Nmap Development mailing list archives

Re: nmap 5 memory usage


From: David Fifield <david () bamsoftware com>
Date: Mon, 23 Nov 2009 14:27:14 -0700

On Fri, Nov 20, 2009 at 05:29:26PM -0700, David Fifield wrote:
On Sun, Nov 08, 2009 at 12:15:39PM +0200, Dimitrios Apostolou wrote:
Hello nmap hackers,

I just run latest nmap on an old PC with 128MB RAM and a few other 
programs running. The system slowed down significantly and started  
swapping like crazy.

I'm just reporting it here because it seems that system requirements have 
been significantly raised without anyone noticing (if this is intentional 
please just ignore me). By pmap'ing the process I got about 70MB of  
anonymous memory mappings. My command line was as simple as 'nmap -A  
$IPADDR'. What do you think?

I tried this command with the Massif memory profiler. For me it grows to
about 70 MB too.
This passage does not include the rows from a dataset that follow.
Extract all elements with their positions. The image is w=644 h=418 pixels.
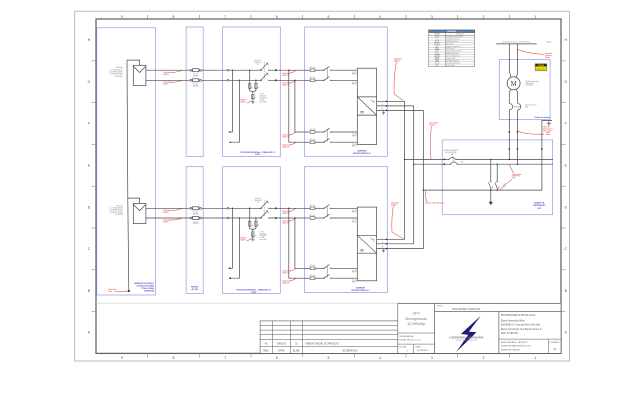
PV1 frame ground tap wire <box>127 60 140 65</box>
svg-text:DC+ IN: DC+ IN <box>352 270 357 272</box>
connector end - row 2 <box>229 277 231 279</box>
bus phase F1 after breaker <box>456 158 553 160</box>
node stub tap - row 1 <box>239 80 241 82</box>
svg-text:4: 4 <box>379 356 381 360</box>
main breaker DJ geral label <box>443 149 459 156</box>
red label bare copper ground cable <box>425 191 445 205</box>
fuse F2a positive string fuse <box>190 207 202 216</box>
meter breaker pole F1 <box>509 103 512 110</box>
svg-text:FUSIVEIS: FUSIVEIS <box>191 287 198 289</box>
connector circle string box input - row 2 <box>227 217 229 219</box>
main breaker DJ geral pole F1 <box>448 157 456 160</box>
inverter input switch MPPT-B- row 2 <box>315 274 358 278</box>
red cable label - after string box row 2 <box>282 218 296 224</box>
svg-text:27 x 385Wp JINKO: 27 x 385Wp JINKO <box>109 210 123 212</box>
PV frame ground down-conductor <box>127 60 129 291</box>
node stub tap + row 2 <box>232 208 234 210</box>
svg-text:G: G <box>564 80 567 84</box>
node F1 wire marker <box>508 148 510 150</box>
svg-text:2 DPS: 2 DPS <box>260 231 264 233</box>
svg-text:1: 1 <box>534 356 536 360</box>
DC disconnect switch CH2 label <box>254 198 262 204</box>
zone box metering (Padrao de Entrada) <box>499 60 550 120</box>
wire AC trunk N vertical <box>413 106 415 244</box>
red label meter cable <box>518 131 544 134</box>
inverter input fuse MPPT-B+ row 1 <box>305 128 316 134</box>
inner drawing frame <box>96 19 561 353</box>
svg-text:8: 8 <box>173 356 175 360</box>
wire + switch to box edge row 2 <box>269 207 305 209</box>
wire stub connector - row 1 <box>230 80 239 142</box>
node feed tap - row 1 <box>294 80 296 82</box>
meter label <box>526 80 539 87</box>
svg-text:1 x 27 MODULOS: 1 x 27 MODULOS <box>110 208 123 210</box>
wire service drop F1 <box>509 44 511 78</box>
svg-text:S.B.01: S.B.01 <box>255 154 260 156</box>
node tap SPD - row 1 <box>255 80 257 82</box>
svg-text:10mm: 10mm <box>546 134 551 136</box>
svg-text:DC+ IN: DC+ IN <box>352 220 357 222</box>
svg-text:NOME: RENAN ZINDON LUIZ: NOME: RENAN ZINDON LUIZ <box>501 345 531 348</box>
inverter U2 AC output PE <box>377 247 424 250</box>
ground symbol string box row 2 <box>251 239 255 241</box>
svg-text:Fusivel gPV: Fusivel gPV <box>446 43 453 45</box>
wire PV1- from panel to fuse <box>146 79 190 81</box>
red cable label MPPT-B - row 1 <box>282 142 296 148</box>
inverter input switch MPPT-A- row 1 <box>315 77 358 81</box>
svg-text:DC+ IN: DC+ IN <box>352 210 357 212</box>
inverter input label MPPT-A+ row 1 <box>352 72 357 76</box>
svg-text:PROPRIETARIO E INSTALACAO:: PROPRIETARIO E INSTALACAO: <box>501 314 536 317</box>
svg-text:Cabo 6mm: Cabo 6mm <box>163 82 172 84</box>
svg-text:(MPPT): (MPPT) <box>352 146 357 148</box>
wire PV2+ fuse to string box <box>201 207 227 209</box>
svg-text:1,8kV CC: 1,8kV CC <box>282 283 290 285</box>
caption inverter bottom row <box>352 287 370 292</box>
svg-text:27 x 385Wp JINKO: 27 x 385Wp JINKO <box>109 72 123 74</box>
terminal square + row 2 <box>275 207 277 209</box>
svg-text:1,8kV CC: 1,8kV CC <box>282 136 290 138</box>
logo box <box>435 312 499 354</box>
PV2 frame ground tap wire <box>128 198 140 203</box>
svg-text:DC+ IN: DC+ IN <box>352 134 357 136</box>
wire - switch to box edge row 2 <box>269 217 305 219</box>
svg-text:Inversor de frequencia: Inversor de frequencia <box>446 55 460 57</box>
svg-text:ENDERECO: Fazenda Morro Alto S: ENDERECO: Fazenda Morro Alto Sitio <box>501 324 541 327</box>
red label AC feeder cable <box>429 123 439 159</box>
svg-text:10,395kWp: 10,395kWp <box>407 322 425 326</box>
svg-text:Eliane Aparecida Hilela: Eliane Aparecida Hilela <box>501 319 525 322</box>
inverter input label MPPT-B+ row 1 <box>352 134 357 138</box>
svg-text:FRONIUS PRIMO 8.2-1: FRONIUS PRIMO 8.2-1 <box>353 153 371 155</box>
bus PE <box>423 189 542 191</box>
terminal square - row 1 <box>275 79 277 81</box>
node F2 on bus <box>517 163 519 165</box>
red AC cable label inverter U1 <box>394 57 404 100</box>
inverter input fuse MPPT-A- row 1 <box>305 76 316 82</box>
red cable label + after string box row 1 <box>282 70 296 76</box>
svg-text:Cabo 6mm: Cabo 6mm <box>163 219 172 221</box>
svg-text:Simbolo: Simbolo <box>434 34 440 36</box>
company logo lightning bolt <box>456 316 481 352</box>
zone box string box CC top row <box>223 27 281 157</box>
svg-text:1: 1 <box>534 15 536 19</box>
wire stub connector + row 1 <box>230 70 233 132</box>
load breaker DJ2 <box>495 181 499 190</box>
red cable label - after string box row 1 <box>282 81 296 87</box>
energy meter M <box>507 77 520 90</box>
wire SPD join row 2 <box>250 227 256 229</box>
svg-text:(MPPT): (MPPT) <box>352 282 357 284</box>
inverter input switch MPPT-A+ row 2 <box>315 205 358 209</box>
node trunk PE to PE bus <box>423 189 425 191</box>
wire tap to SPD + row 2 <box>249 208 251 221</box>
red AC cable label inverter U2 <box>391 201 404 238</box>
ground terminal square at array ground <box>128 290 130 292</box>
inverter input label MPPT-B+ row 2 <box>352 270 357 274</box>
PV string panel PV2 <box>133 204 146 224</box>
svg-text:FOLHA: FOLHA <box>399 346 406 349</box>
bus phase F2 after breaker <box>457 163 553 165</box>
svg-text:2P: 2P <box>257 202 259 204</box>
wire stub connector - row 2 <box>230 218 239 278</box>
node F1 on bus <box>509 159 511 161</box>
svg-text:5: 5 <box>328 15 330 19</box>
red label service entrance <box>518 49 553 59</box>
svg-text:27 MODULOS DE 385Wp: 27 MODULOS DE 385Wp <box>136 286 154 288</box>
node bus F1 entry terminal <box>443 159 445 161</box>
svg-text:Rede Baixa Tensao CPFL Mococa: Rede Baixa Tensao CPFL Mococa <box>502 41 531 43</box>
svg-text:DATA: DATA <box>278 349 285 352</box>
svg-text:8: 8 <box>173 15 175 19</box>
svg-text:DC+ IN: DC+ IN <box>352 72 357 74</box>
wire PV1+ from panel to fuse <box>146 69 190 71</box>
title strip divider line <box>96 302 561 304</box>
svg-text:0,6/1kV: 0,6/1kV <box>163 221 169 223</box>
svg-text:Cabo de Cobre Nu 10mm: Cabo de Cobre Nu 10mm <box>425 203 445 205</box>
switch link MPPT-A row 1 <box>326 68 328 80</box>
inverter input label MPPT-A- row 2 <box>352 220 357 224</box>
wire service drop F2 <box>516 44 517 77</box>
red cable label PV2- after panel <box>163 218 182 223</box>
svg-text:CREA: MG 98560D: CREA: MG 98560D <box>501 348 521 351</box>
svg-text:(ON GRID): (ON GRID) <box>115 214 123 216</box>
inverter input switch MPPT-B+ row 2 <box>315 265 358 269</box>
bus phase F1 <box>405 158 449 160</box>
terminal square F1 <box>509 131 511 133</box>
svg-text:(ON GRID): (ON GRID) <box>115 76 123 78</box>
red label array grounding <box>108 289 127 293</box>
wire AC trunk L vertical <box>404 101 406 239</box>
svg-text:7: 7 <box>224 15 226 19</box>
owner info box <box>499 312 561 354</box>
inverter input fuse MPPT-B- row 1 <box>305 138 316 144</box>
meter breaker pole F2 <box>518 103 521 110</box>
DC switch mechanical link row 2 <box>263 200 265 217</box>
svg-text:ALTERACAO: ALTERACAO <box>343 349 358 352</box>
DC disconnect switch CH1 pole - <box>260 73 270 81</box>
inverter input label MPPT-A+ row 2 <box>352 210 357 214</box>
inverter U2 PE ground symbol <box>382 249 385 253</box>
svg-text:UN 1000Vcc: UN 1000Vcc <box>260 98 268 100</box>
svg-text:Fusivel: Fusivel <box>193 74 198 76</box>
SPD spec text row 2 <box>260 231 268 241</box>
wire feed drop - to MPPT-B upper row 1 <box>295 80 305 132</box>
wire + inside string box row 1 <box>229 69 262 71</box>
svg-text:N: N <box>382 242 383 244</box>
svg-text:29/01/19: 29/01/19 <box>277 344 287 346</box>
meter breaker label <box>525 104 537 109</box>
svg-text:0,6/1kV: 0,6/1kV <box>163 212 169 214</box>
svg-text:Microgeracao: Microgeracao <box>405 317 427 321</box>
svg-text:Fusivel: Fusivel <box>193 84 198 86</box>
svg-text:FRONIUS PRIMO 8.2-1: FRONIUS PRIMO 8.2-1 <box>352 290 370 292</box>
node stub tap - row 2 <box>239 217 241 219</box>
ground rod symbol <box>547 121 551 127</box>
svg-text:DESENHISTA: DESENHISTA <box>399 335 413 338</box>
svg-text:S.B.02: S.B.02 <box>251 292 256 294</box>
wire - inside string box row 2 <box>229 217 262 219</box>
svg-text:Fusivel: Fusivel <box>193 221 198 223</box>
svg-text:Medidor bidirecional: Medidor bidirecional <box>446 53 459 55</box>
yellow warning sticker <box>535 64 547 71</box>
svg-text:Ramal de: Ramal de <box>545 53 552 55</box>
red label load cable <box>500 164 522 190</box>
svg-text:TITULO: TITULO <box>437 306 444 308</box>
switch link MPPT-B row 1 <box>326 130 328 142</box>
wire PV2+ from panel to fuse <box>146 207 190 209</box>
svg-text:Cabo 10mm: Cabo 10mm <box>512 174 522 176</box>
zone box string fuses top row <box>186 27 203 157</box>
utility grid bus <box>496 43 537 45</box>
svg-text:(MPPT): (MPPT) <box>352 221 357 223</box>
svg-text:1,8kV CC: 1,8kV CC <box>282 273 290 275</box>
svg-text:1,8kV CC: 1,8kV CC <box>282 147 290 149</box>
svg-text:4: 4 <box>379 15 381 19</box>
revision table <box>260 321 398 354</box>
svg-text:2P: 2P <box>257 64 259 66</box>
svg-text:DISTRIBUICAO: DISTRIBUICAO <box>533 204 546 207</box>
svg-text:(MPPT): (MPPT) <box>352 272 357 274</box>
node stub tap + row 1 <box>232 69 234 71</box>
inverter input fuse MPPT-A- row 2 <box>305 214 316 220</box>
svg-text:6: 6 <box>276 15 278 19</box>
main breaker mechanical link <box>453 156 454 161</box>
svg-text:QUADRO DE: QUADRO DE <box>534 202 545 205</box>
wire tap to SPD + row 1 <box>249 70 251 83</box>
svg-text:(MPPT): (MPPT) <box>352 135 357 137</box>
svg-text:Cabo 16mm: Cabo 16mm <box>429 123 439 125</box>
inverter input switch MPPT-B- row 1 <box>315 138 358 142</box>
wire to loads <box>490 190 492 202</box>
red cable label + after string box row 2 <box>282 209 296 215</box>
svg-text:UN 1000Vcc: UN 1000Vcc <box>260 235 268 237</box>
loads arrow <box>489 202 493 205</box>
svg-text:RESPONSAVEL TECNICO: RESPONSAVEL TECNICO <box>501 341 528 344</box>
svg-text:Descricao: Descricao <box>456 34 463 36</box>
svg-text:Chave seccionadora CC: Chave seccionadora CC <box>446 46 461 48</box>
svg-text:LEGENDA: LEGENDA <box>447 30 457 33</box>
inverter U1 AC output L <box>377 99 405 102</box>
format box A3 <box>549 339 560 353</box>
wire - inside string box row 1 <box>229 79 262 81</box>
surge protector DPS1b <box>255 84 259 90</box>
svg-text:Cabo 6mm: Cabo 6mm <box>163 72 172 74</box>
wire meter to breaker F1 <box>509 89 511 103</box>
svg-text:F: F <box>565 122 567 126</box>
red cable label PV2+ after panel <box>163 209 182 214</box>
connector circle string box input + row 2 <box>227 207 229 209</box>
wire feed drop - to MPPT-B upper row 2 <box>295 218 305 268</box>
inverter U2 body <box>357 207 376 281</box>
node load F1 on PE bus <box>490 189 492 191</box>
load branch drop F1 <box>490 159 492 182</box>
fuse F1b negative string fuse <box>190 79 202 88</box>
DC disconnect switch CH1 label <box>254 60 262 66</box>
DC switch mechanical link row 1 <box>263 62 265 80</box>
node trunk L to bus <box>404 159 406 161</box>
wire feed drop + to MPPT-B lower row 2 <box>289 208 305 278</box>
svg-text:LUIZENERGIA ENGENHARIA: LUIZENERGIA ENGENHARIA <box>449 337 484 340</box>
wire breaker to bus F2 <box>517 110 519 164</box>
svg-text:3: 3 <box>431 356 433 360</box>
svg-text:10/10/2019: 10/10/2019 <box>417 350 429 352</box>
svg-text:0,6/1kV: 0,6/1kV <box>163 84 169 86</box>
red label ground rod <box>543 126 553 133</box>
surge protector DPS2c to ground <box>252 229 256 238</box>
company logo text <box>449 337 484 342</box>
fuse F2b negative string fuse <box>190 217 202 226</box>
wire - switch to box edge row 1 <box>269 79 305 81</box>
svg-text:F: F <box>88 122 90 126</box>
inverter U1 AC output N <box>377 104 414 107</box>
inverter input switch MPPT-A+ row 1 <box>315 66 358 70</box>
zone box string box CC bottom row <box>223 167 281 294</box>
svg-text:DIAGRAMA UNIFILAR: DIAGRAMA UNIFILAR <box>452 307 480 311</box>
node tap SPD + row 2 <box>249 208 251 210</box>
inverter U2 AC output N <box>377 242 414 245</box>
zone box string fuses bottom row <box>186 167 203 294</box>
svg-text:CEP: 37180-000: CEP: 37180-000 <box>501 333 519 335</box>
zone box inverter bottom row <box>305 167 388 293</box>
svg-text:VERSAO INICIAL DO PROJETO: VERSAO INICIAL DO PROJETO <box>305 343 339 346</box>
svg-text:9: 9 <box>121 15 123 19</box>
zone box inverter top row <box>305 27 388 156</box>
PV string PV2 label <box>109 204 123 216</box>
wire PV2- fuse to string box <box>201 217 227 219</box>
node F2 wire marker <box>517 148 519 150</box>
inverter input switch MPPT-A- row 2 <box>315 214 358 218</box>
svg-text:Ligacao: Ligacao <box>545 55 551 57</box>
project data box GFV <box>398 304 435 354</box>
node feed tap + row 1 <box>288 69 290 71</box>
svg-text:Carga / saida: Carga / saida <box>446 65 454 67</box>
inverter U1 AC output PE <box>377 109 424 112</box>
red cable label MPPT-B + row 2 <box>282 269 296 275</box>
wire PV1+ fuse to string box <box>201 69 227 71</box>
red label DPS row 2 <box>241 237 252 241</box>
svg-text:G: G <box>88 80 91 84</box>
title box TITULO <box>435 304 561 312</box>
connector end - row 1 <box>229 141 231 143</box>
svg-text:Chave CC: Chave CC <box>254 60 262 62</box>
load branch drop F2 <box>496 163 498 181</box>
svg-text:7: 7 <box>224 356 226 360</box>
wire feed drop + to MPPT-B lower row 1 <box>289 70 305 142</box>
inverter input fuse MPPT-A+ row 1 <box>305 66 316 72</box>
terminal square + row 1 <box>275 69 277 71</box>
ground rod connection wire <box>542 121 552 191</box>
svg-text:Cabo 6mm: Cabo 6mm <box>108 289 117 291</box>
DC disconnect switch CH2 pole - <box>260 210 270 218</box>
svg-text:N: N <box>382 104 383 106</box>
ground symbol string box row 1 <box>251 101 255 103</box>
svg-text:ELAB.: ELAB. <box>293 349 300 352</box>
wire + inside string box row 2 <box>229 207 262 209</box>
svg-text:GFV: GFV <box>413 312 421 316</box>
wire meter to breaker F2 <box>516 89 517 103</box>
node trunk N to bus <box>413 163 415 165</box>
node bus F2 entry terminal <box>443 163 445 165</box>
svg-text:Fusivel: Fusivel <box>193 212 198 214</box>
connector end + row 2 <box>229 268 231 270</box>
svg-text:PE: PE <box>381 109 383 111</box>
node tap SPD - row 2 <box>255 217 257 219</box>
svg-text:Chave CC: Chave CC <box>254 198 262 200</box>
svg-text:0,6/1kV: 0,6/1kV <box>394 60 400 62</box>
wire PV2- from panel to fuse <box>146 217 190 219</box>
terminal square F2 <box>517 131 519 133</box>
node load F2 on PE bus <box>496 189 498 191</box>
svg-text:REV.: REV. <box>263 349 269 352</box>
svg-text:0,6/1kV: 0,6/1kV <box>391 204 397 206</box>
SPD spec text row 1 <box>260 94 268 104</box>
caption Gerador Fotovoltaico <box>134 282 155 293</box>
wire tap to SPD - row 1 <box>255 80 257 83</box>
svg-text:2: 2 <box>483 15 485 19</box>
DC disconnect switch CH2 pole + <box>260 201 270 209</box>
main breaker DJ geral pole F2 <box>450 162 458 165</box>
surge protector DPS2a <box>249 221 253 227</box>
inverter input label MPPT-B- row 2 <box>352 280 357 284</box>
inverter input switch MPPT-B+ row 1 <box>315 128 358 132</box>
node tap SPD + row 1 <box>249 69 251 71</box>
svg-text:DPS Classe II: DPS Classe II <box>446 48 455 50</box>
red label DPS row 1 <box>241 100 252 104</box>
meter breaker mechanical link <box>513 106 521 108</box>
svg-text:(MPPT): (MPPT) <box>352 74 357 76</box>
svg-text:6: 6 <box>276 356 278 360</box>
ruler zone ticks and numbers <box>88 15 568 360</box>
wire + switch to box edge row 1 <box>269 69 305 71</box>
zone box AC distribution board (QGBT) <box>442 140 552 215</box>
inverter U2 AC output L <box>377 237 405 240</box>
svg-text:FORMATO: FORMATO <box>550 341 560 344</box>
inverter U1 PE ground symbol <box>382 110 385 114</box>
node feed tap + row 2 <box>288 208 290 210</box>
svg-text:M: M <box>511 81 517 88</box>
PV string panel PV1 <box>133 65 146 85</box>
connector circle string box input + row 1 <box>227 69 229 71</box>
inverter input fuse MPPT-B- row 2 <box>305 274 316 280</box>
caption string box CC top row <box>241 151 276 156</box>
DC disconnect switch CH1 pole + <box>260 63 270 71</box>
inverter input label MPPT-A- row 1 <box>352 82 357 86</box>
wire PV1- fuse to string box <box>201 79 227 81</box>
red cable label MPPT-B + row 1 <box>282 132 296 138</box>
svg-text:1 x 27 MODULOS: 1 x 27 MODULOS <box>110 69 123 71</box>
svg-text:3: 3 <box>431 15 433 19</box>
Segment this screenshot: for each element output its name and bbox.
It turns out that almost all of this (over 80%) is from
parsing the nmap-os-db file.

http://www.bamsoftware.com/wiki/Nmap/Memory#a20091120

The OS database has been growing, but the bigger cause is probably the
increase in the size of each test value, which was increased from 128 to
256 in r11074 in November 2008. All test values are allocated the same
amount of memory, which is very wasteful because most values a shorter
than 10 bytes. This is another target of the memory use reduction
campaign.

I've been working on making OS scan more efficient in terms of memory,
and I just merged my changes. There's a record of progress starting at

http://www.bamsoftware.com/wiki/Nmap/Memory#a20091120

I ran Massif before and after with the command "nmap -O", then added up
the parts that belong to OS scan. Before this merge the memory usage was
66,832,396 bytes, and after it was 2,815,061, a decrease of about 95%.
The biggest gain came from storing unique strings only once.